You are viewing a plain text version of this content. The canonical link for it is here.

Posted to user@phoenix.apache.org by "Cox, Jonathan A" <ja...@sandia.gov> on 2015/12/18 00:17:11 UTC

Help calling CsvBulkLoadTool from Java Method

I'm wondering if somebody can provide some guidance on how to use CsvBulkLoadTool from within a Java Class, instead of via the command line, as is shown in the documentation. I'd like to determine if CsvBulkLoadTool ran without throwing any exceptions. However, exceptions generated by org.apache.phoenix.* don't seem to be thrown up to the calling method (ToolRunner.run), or at least result in a non-zero return code.

Here is what I am doing:
import org.apache.phoenix.mapreduce.CsvBulkLoadTool;
import org.apache.hadoop.util.ToolRunner;

CsvBulkLoadTool csvBulkLoader = new CsvBulkLoadTool();
int tret;
String[] args = {"-d", "\t", "--table", "MyTableName", "--input", "file://myfile.tsv"};

tret = ToolRunner.run(csvBulkLoader, args);

When I run this code, I get a return code (tret) of zero and no errors in the console output. However, the data is not loaded into HBase. When running the same commands on the command line, I discovered that Phoenix can throw various errors (e.g. wrong column datatype, permission error, whatever...). But there doesn't seem to be a way for me to discover these errors from either exceptions that CsvBulkLoadTool throws or via the return code.

What's the best way to determine if CsvBulkLoadTool ran without error?

Thanks,
Jonathan

Re: Help calling CsvBulkLoadTool from Java Method

Posted by Gabriel Reid <ga...@gmail.com>.

Hi Jonathan,

It looks like this is a bug that was relatively recently introduced in
the bulk load tool (i.e. that the exit status is not correctly
reported if the bulk load fails). I've logged this as a jira ticket:
https://issues.apache.org/jira/browse/PHOENIX-2538.

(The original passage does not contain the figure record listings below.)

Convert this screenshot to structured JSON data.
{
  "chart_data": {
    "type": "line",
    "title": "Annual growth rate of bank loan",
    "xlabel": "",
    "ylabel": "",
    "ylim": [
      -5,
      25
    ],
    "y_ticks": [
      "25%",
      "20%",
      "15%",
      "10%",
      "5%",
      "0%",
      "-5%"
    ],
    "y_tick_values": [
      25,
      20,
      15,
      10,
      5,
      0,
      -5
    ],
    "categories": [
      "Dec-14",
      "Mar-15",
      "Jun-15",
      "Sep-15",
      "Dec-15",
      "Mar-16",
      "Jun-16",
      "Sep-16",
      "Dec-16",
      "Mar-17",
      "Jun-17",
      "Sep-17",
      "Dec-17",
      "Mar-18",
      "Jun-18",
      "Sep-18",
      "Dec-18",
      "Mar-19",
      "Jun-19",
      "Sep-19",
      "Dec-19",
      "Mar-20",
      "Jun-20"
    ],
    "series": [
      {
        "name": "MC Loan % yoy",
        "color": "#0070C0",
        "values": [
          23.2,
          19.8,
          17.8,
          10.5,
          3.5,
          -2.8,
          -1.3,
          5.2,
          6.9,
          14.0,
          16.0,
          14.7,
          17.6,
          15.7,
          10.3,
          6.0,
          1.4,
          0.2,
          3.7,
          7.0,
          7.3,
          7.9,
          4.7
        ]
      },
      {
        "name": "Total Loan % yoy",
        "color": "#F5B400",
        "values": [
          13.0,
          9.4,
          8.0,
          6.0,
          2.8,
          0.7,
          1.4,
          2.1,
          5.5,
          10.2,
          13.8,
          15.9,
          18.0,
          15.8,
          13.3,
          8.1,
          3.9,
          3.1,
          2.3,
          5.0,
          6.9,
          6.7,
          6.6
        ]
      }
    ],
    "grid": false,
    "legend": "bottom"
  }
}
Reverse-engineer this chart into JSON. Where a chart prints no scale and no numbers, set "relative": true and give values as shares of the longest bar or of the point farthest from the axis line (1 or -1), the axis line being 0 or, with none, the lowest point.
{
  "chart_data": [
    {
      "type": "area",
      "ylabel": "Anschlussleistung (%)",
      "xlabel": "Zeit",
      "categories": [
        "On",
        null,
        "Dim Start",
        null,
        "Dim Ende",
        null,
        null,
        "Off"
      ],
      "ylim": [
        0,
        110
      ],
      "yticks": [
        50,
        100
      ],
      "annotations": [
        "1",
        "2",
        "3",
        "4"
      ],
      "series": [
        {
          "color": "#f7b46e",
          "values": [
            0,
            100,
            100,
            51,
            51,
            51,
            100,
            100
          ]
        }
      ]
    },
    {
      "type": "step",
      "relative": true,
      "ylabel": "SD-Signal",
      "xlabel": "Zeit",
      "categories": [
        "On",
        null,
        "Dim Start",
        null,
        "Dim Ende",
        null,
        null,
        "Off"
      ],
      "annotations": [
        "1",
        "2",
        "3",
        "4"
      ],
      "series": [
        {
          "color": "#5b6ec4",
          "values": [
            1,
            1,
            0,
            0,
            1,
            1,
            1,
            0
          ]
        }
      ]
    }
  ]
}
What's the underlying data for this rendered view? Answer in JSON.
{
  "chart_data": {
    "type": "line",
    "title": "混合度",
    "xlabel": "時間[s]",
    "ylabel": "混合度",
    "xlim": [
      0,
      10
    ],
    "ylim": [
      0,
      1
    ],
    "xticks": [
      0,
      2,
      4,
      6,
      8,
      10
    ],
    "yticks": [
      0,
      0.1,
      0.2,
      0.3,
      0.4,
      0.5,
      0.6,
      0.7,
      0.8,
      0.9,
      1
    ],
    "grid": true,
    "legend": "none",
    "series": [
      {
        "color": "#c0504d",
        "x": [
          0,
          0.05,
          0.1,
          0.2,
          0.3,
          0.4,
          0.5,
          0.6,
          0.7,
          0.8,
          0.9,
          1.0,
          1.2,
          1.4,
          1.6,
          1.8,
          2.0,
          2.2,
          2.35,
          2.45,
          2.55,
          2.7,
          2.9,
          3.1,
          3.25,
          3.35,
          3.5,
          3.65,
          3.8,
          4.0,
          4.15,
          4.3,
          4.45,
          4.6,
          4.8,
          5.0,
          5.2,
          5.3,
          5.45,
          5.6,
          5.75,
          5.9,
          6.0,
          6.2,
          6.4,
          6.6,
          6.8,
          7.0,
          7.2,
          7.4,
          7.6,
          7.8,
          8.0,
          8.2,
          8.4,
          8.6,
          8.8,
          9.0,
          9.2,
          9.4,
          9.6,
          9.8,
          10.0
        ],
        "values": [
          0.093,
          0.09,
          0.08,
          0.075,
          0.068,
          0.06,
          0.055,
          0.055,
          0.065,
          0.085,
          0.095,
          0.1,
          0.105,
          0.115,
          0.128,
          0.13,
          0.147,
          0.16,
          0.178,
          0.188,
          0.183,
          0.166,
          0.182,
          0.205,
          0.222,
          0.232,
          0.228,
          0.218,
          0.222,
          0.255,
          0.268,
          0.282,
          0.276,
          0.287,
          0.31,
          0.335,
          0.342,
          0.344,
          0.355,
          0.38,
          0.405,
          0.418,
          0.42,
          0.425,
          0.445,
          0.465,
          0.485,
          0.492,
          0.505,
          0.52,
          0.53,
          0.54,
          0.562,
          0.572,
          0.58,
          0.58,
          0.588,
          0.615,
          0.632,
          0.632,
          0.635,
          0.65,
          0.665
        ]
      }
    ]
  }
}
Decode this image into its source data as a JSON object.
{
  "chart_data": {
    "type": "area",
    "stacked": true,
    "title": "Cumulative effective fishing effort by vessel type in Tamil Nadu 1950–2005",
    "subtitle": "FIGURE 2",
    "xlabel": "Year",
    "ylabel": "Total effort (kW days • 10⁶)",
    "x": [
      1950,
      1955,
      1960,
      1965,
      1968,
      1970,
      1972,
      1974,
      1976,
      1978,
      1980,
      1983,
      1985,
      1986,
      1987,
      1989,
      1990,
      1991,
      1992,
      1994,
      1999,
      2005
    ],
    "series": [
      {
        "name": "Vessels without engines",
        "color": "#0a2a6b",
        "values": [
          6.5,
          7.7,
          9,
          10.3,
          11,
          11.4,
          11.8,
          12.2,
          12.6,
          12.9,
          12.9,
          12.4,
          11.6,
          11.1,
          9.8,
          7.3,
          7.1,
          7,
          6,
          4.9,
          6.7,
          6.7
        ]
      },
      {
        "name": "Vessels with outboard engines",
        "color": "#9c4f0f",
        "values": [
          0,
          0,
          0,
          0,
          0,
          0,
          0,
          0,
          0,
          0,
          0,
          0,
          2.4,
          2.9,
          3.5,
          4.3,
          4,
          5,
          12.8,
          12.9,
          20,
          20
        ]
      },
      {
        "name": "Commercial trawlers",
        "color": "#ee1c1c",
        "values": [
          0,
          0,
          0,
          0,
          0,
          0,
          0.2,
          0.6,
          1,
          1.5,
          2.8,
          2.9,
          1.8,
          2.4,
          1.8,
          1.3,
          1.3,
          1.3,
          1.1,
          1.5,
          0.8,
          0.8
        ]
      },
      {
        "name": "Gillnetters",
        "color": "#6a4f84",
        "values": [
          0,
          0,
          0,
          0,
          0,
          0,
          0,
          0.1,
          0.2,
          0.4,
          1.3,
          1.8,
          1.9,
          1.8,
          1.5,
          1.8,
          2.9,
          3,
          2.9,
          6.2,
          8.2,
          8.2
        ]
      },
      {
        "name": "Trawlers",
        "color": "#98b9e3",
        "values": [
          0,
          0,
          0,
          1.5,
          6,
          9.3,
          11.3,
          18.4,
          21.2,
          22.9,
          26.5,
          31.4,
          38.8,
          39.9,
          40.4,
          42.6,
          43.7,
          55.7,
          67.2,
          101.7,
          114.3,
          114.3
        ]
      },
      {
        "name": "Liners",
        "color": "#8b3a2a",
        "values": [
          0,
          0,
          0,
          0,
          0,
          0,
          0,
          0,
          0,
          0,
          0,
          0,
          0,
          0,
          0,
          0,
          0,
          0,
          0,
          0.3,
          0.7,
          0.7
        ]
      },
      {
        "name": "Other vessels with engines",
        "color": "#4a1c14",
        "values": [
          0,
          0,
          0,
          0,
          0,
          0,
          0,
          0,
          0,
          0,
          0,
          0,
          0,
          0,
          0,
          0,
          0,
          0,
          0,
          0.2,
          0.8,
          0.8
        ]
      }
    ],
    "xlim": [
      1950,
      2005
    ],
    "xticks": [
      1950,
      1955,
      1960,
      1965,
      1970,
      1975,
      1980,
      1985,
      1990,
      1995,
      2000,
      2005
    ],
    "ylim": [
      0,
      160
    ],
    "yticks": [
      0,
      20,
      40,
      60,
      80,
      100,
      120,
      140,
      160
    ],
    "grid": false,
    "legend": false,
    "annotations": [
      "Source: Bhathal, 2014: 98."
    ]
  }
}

This means that for now, there doesn't appear to be an automated way
of determining if the batch job was successful or not (the manual way
is looking at the logging that has been output).

- Gabriel


On Fri, Dec 18, 2015 at 12:17 AM, Cox, Jonathan A <ja...@sandia.gov> wrote:
> I’m wondering if somebody can provide some guidance on how to use
> CsvBulkLoadTool from within a Java Class, instead of via the command line,
> as is shown in the documentation. I’d like to determine if CsvBulkLoadTool
> ran without throwing any exceptions. However, exceptions generated by
> org.apache.phoenix.* don’t seem to be thrown up to the calling method
> (ToolRunner.run), or at least result in a non-zero return code.
>
>
>
> Here is what I am doing:
>
> import org.apache.phoenix.mapreduce.CsvBulkLoadTool;
>
> import org.apache.hadoop.util.ToolRunner;
>
>
>
> CsvBulkLoadTool csvBulkLoader = new CsvBulkLoadTool();
>
> int tret;
>
> String[] args = {"-d", "\t", "--table", “MyTableName”, "--input",
> "file://myfile.tsv"};
>
>
>
> tret = ToolRunner.run(csvBulkLoader, args);
>
>
>
> When I run this code, I get a return code (tret) of zero and no errors in
> the console output. However, the data is not loaded into HBase. When running
> the same commands on the command line, I discovered that Phoenix can throw
> various errors (e.g. wrong column datatype, permission error, whatever…).
> But there doesn’t seem to be a way for me to discover these errors from
> either exceptions that CsvBulkLoadTool throws or via the return code.
>
>
>
> What’s the best way to determine if CsvBulkLoadTool ran without error?
>
>
>
> Thanks,
>
> Jonathan